18F-FDG PET may improve both sensitivity and accuracy of the diagnosis, but it still has a high rate of false negative results (up to 30%) [17]. Therefore, multi-detector computed tomography (MDCT) remains the primary modality for staging of RCC. Recently, Gerety et al. have shown that 18F-NaF PET/CT is significantly more sensitive than bone scintigraphy or CT for the detection of bone metastasis [18,19], and might play a role in the future for staging of RCC. 18F-FDG PET/CT might be of clinical value in patients with suspected recurrent RCC [20].
Conclusion
Nuclear medicine plays a key role in the detection of bone metastasis. The choice of modality depends not only on the onsite availability, but also on the nature of the metastatic bone lesion.
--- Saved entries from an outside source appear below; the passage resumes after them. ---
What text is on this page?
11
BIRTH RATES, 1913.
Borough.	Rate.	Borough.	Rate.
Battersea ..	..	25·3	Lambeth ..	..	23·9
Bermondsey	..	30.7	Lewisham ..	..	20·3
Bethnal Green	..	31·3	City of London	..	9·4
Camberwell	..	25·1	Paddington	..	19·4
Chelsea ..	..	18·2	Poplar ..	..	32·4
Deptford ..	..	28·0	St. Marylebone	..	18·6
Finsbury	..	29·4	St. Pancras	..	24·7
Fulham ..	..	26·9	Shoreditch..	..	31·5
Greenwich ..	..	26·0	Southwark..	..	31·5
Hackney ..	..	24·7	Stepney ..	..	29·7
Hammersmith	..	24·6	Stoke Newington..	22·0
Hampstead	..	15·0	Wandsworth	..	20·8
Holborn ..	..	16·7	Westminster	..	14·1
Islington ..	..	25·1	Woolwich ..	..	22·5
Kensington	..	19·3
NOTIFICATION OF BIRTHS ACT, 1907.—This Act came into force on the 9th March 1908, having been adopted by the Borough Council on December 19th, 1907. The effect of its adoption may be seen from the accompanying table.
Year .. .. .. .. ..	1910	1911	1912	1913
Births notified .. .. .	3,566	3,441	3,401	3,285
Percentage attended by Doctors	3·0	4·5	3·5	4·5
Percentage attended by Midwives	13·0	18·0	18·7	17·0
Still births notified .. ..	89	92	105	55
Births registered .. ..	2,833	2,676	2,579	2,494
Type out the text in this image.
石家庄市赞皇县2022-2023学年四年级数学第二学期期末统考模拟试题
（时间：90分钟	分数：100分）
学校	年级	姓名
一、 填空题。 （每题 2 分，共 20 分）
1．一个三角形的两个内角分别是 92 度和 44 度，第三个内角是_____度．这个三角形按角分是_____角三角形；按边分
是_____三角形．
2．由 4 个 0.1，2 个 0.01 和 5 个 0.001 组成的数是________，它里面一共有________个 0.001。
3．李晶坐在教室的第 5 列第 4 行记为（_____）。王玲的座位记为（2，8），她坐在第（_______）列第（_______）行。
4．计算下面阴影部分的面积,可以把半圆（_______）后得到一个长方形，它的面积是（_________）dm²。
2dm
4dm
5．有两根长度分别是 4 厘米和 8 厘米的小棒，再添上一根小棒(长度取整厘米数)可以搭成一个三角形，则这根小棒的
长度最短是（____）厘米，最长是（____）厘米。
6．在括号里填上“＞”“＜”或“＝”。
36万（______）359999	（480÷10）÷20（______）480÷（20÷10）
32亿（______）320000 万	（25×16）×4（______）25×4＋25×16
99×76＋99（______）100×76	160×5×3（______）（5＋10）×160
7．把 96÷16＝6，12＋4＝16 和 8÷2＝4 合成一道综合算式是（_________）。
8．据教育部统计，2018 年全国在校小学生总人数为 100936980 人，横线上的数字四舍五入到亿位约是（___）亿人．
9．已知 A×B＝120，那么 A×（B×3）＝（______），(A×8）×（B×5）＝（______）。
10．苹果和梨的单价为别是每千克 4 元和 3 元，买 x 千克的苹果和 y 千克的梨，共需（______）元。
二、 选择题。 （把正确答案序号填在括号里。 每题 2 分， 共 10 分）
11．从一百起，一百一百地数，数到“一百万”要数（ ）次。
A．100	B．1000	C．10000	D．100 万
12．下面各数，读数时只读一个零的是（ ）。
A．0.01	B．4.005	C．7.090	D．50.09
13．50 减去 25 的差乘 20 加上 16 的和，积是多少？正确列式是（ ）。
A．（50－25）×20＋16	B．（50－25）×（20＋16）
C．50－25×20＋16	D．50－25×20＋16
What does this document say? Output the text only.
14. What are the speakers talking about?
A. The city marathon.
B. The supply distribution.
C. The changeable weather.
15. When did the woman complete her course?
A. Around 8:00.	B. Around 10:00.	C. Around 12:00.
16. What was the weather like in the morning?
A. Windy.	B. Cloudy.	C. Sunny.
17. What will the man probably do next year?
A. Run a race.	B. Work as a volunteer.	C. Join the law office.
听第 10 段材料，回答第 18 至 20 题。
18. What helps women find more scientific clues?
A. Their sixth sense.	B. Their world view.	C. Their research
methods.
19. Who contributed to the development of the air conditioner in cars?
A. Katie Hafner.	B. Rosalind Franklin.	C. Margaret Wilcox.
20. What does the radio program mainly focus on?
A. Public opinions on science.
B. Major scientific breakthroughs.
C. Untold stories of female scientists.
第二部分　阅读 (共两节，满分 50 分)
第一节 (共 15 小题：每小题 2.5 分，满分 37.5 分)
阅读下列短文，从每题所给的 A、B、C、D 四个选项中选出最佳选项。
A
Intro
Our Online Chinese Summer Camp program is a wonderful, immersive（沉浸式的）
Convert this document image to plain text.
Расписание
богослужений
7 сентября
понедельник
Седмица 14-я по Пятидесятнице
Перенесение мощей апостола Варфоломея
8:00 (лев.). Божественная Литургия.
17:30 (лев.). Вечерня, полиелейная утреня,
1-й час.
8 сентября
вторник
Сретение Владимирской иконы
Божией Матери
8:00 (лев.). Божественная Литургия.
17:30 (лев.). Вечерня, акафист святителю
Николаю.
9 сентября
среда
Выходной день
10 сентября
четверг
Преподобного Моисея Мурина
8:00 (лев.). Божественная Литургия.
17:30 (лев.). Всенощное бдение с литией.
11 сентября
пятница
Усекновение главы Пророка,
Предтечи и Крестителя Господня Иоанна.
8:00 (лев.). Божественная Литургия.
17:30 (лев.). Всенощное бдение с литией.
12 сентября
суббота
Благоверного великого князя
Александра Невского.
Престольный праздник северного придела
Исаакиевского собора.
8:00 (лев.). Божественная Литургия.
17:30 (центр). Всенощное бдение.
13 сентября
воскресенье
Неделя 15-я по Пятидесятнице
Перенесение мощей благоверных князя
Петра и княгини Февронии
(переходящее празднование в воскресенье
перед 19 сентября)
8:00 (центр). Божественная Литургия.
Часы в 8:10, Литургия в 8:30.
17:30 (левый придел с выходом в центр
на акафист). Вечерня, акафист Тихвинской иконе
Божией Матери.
Bone scintigraphy is most sensitive for osteoblastic lesions, such as prostate bone metastasis, but it may oversee pure osteolytic lesions. The sensitivity and specificity of planar bone scintigraphy has been improved by the addition of SPECT/CT. 18F-NaF PET/CT is a promising modality that is believed to be more sensitive than bone scintigraphy, but it is not yet widely available. 18F-FDG PET/CT is a valuable modality in primary staging of numerous FDG avid cancers, such as lung cancer and advanced breast cancer, and it allows for early detection of bone and other distant metastasis. 18F-FDG PET/CT is not recommended in routine staging in prostate and RCC patients, as these tumors are not commonly FDG avid. Finally, some specific radiotracers may detect bone metastasis of particular tumors. 131I scintigraphy, for example, can detect the iodine avid bone metastasis of DTC.